As an XSLT 1.0 user, I like the simplicity and elegance that
XPath/XSLT 1.0 already has, and I see XPath 2.0 as complex and ugly.
As a W3C XML Schema user, I'm frustrated by the inability to actually
get at all the "interesting" information that validation against a
schema adds to a document, and want XPath 2.0 to give me that
mechanism. But it's nowhere near adequate; it lacks:
- recognition of substitution groups
- a means of doing anything useful with identity constraints
- mechanisms for accessing meta-information, such as the default
value of an attribute or the enumerated values of a type
- the ability to access appinfo or documentation from the schema
and so on.
These requirements are just completely off the map for most XSLT users
(although I'd argue that they're actually much more useful for doing
the things that XSLT users want to do than all this data typing
stuff). It's quite strange having this split personality where they
both seem like reasonable requirements.
My fantasy XPath would be a generic, layered and modular so that the
basics are simple, elegant and easy to learn, but that extra
functionality could be plugged in for the implementations that want to
do more. The kinds of things that I'm thinking about are:
- modular function libraries
- modular axis libraries
- modular type libraries
- modular operation libraries
The problems with taking that approach are implementation overhead
(though just because these things are modular doesn't necessarily mean
that *users* would get to add things to them) and the issue of getting
the fundamentals flexible enough to be able to adapt to the range of
things that they'd need to adapt to, but concrete enough that the
whole approach doesn't spiral off into some abstract space where
nothing is known.
I think that the latter is the big problem. To give flexibility about
typing, for example, we could say that a value is a lexical
representation (a string) plus a label that says what type the value
is. But then RELAX NG, for example, often can't say whether a value is
of a particular type -- rather it says "it matches these types" -- so
that would imply that a value should be labelled with multiple types
(of equal importance). Resolving these different outlooks on what
typing *is* is a difficult thing. And this is just one example of the
So I'm not entirely convinced that this kind of approach is practical.
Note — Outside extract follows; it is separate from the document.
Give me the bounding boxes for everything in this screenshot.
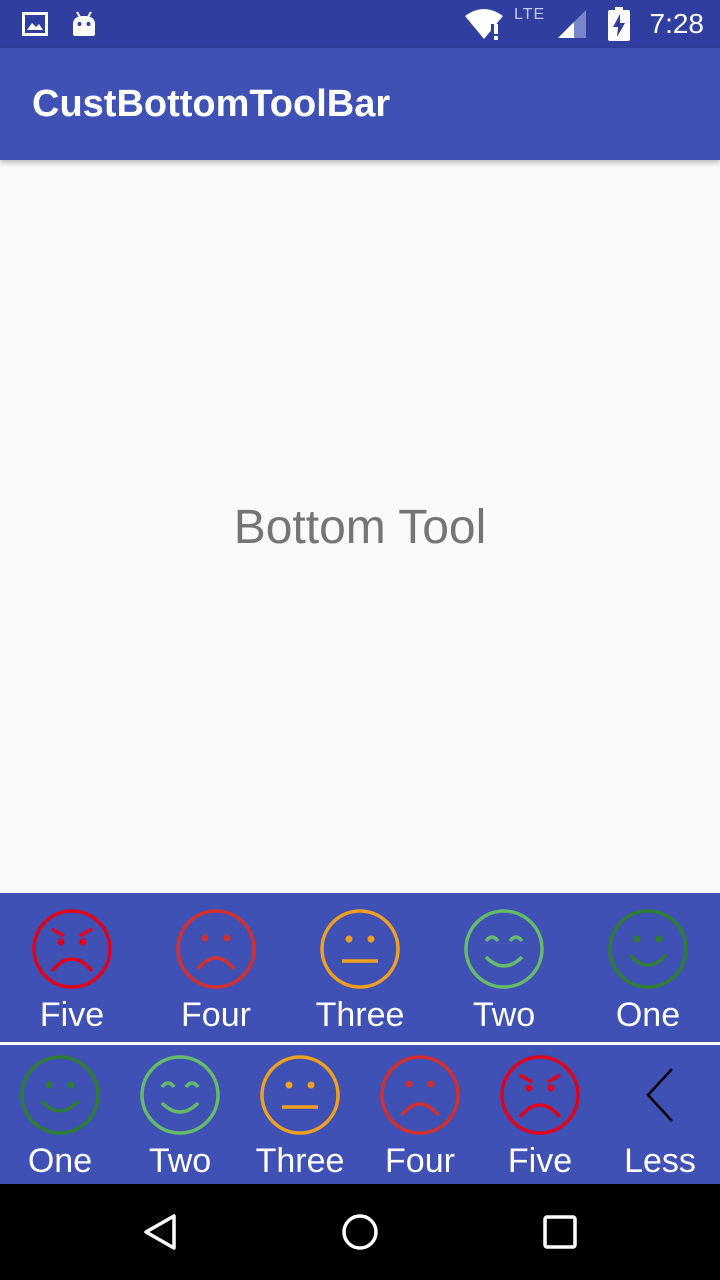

It kinda seems like it might me, when I dream of my fantasy XPath, but
then I read things like the DOM problems with supporting different
schema languages, and I think that probably I'm just falling into the
usual trap of making things so generic they end up being useless.
Mike: do you have any feeling about what the difficult areas were --
the real sticking points between the different views of documents that
validation against different schema languages gave?
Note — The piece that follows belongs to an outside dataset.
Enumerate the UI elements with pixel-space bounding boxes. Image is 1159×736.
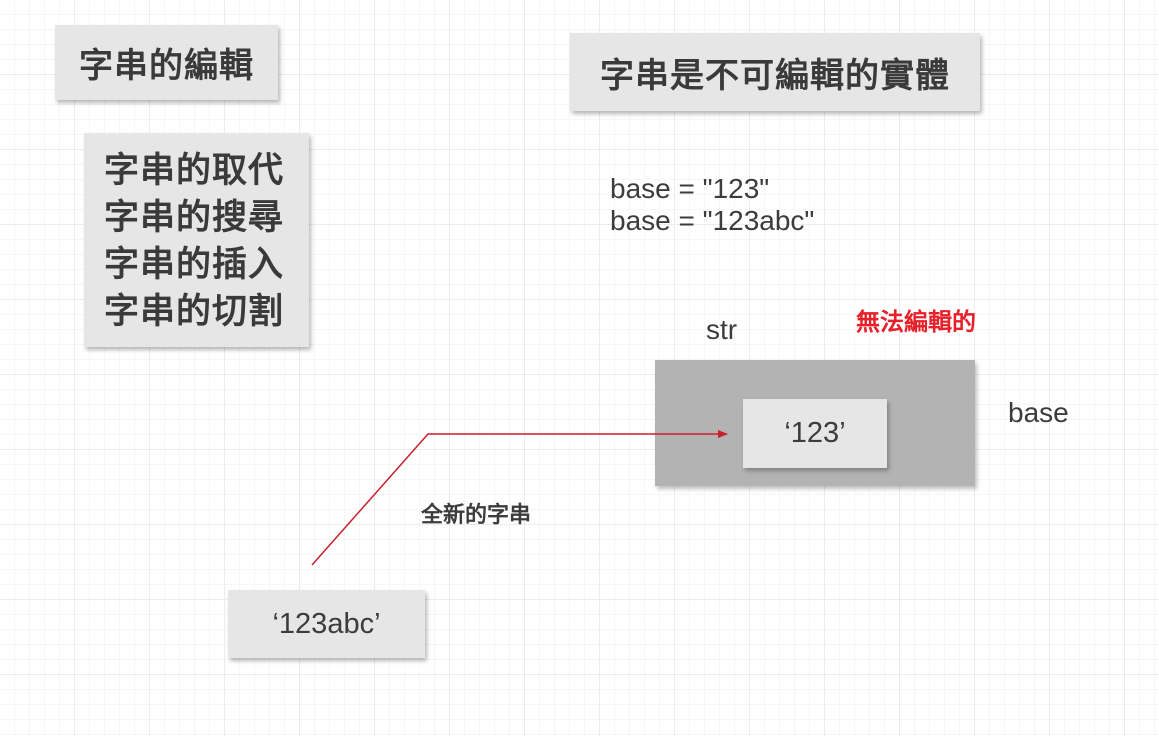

My other thought is that if these two different requirements -- for
simplicity and for access to schema information -- really are
unresolvable, then we need two different languages. We need one simple
language for the XSLT community, for people who really don't care
about schema information, and another, more complex but more powerful
language for people who *do* care about schema information.
The way things are shaping up, we're going to have three languages:
XSLT 1.0 for people who really don't care about schema information,
and XSLT 2.0 and XQuery for people who do care about schema
information (well, about some schema information).
I think that XQuery has been really held back from really addressing
the community of schema users by the requirement to be simple, and
that XSLT 2.0 has been vastly complicated by the requirement to supply
schema information. I wonder whether it wouldn't be worthwhile making
this the dividing line between XSLT and XQuery, so that XSLT becomes
the language for those who don't care about schemas, and XQuery
becomes the language for those who do.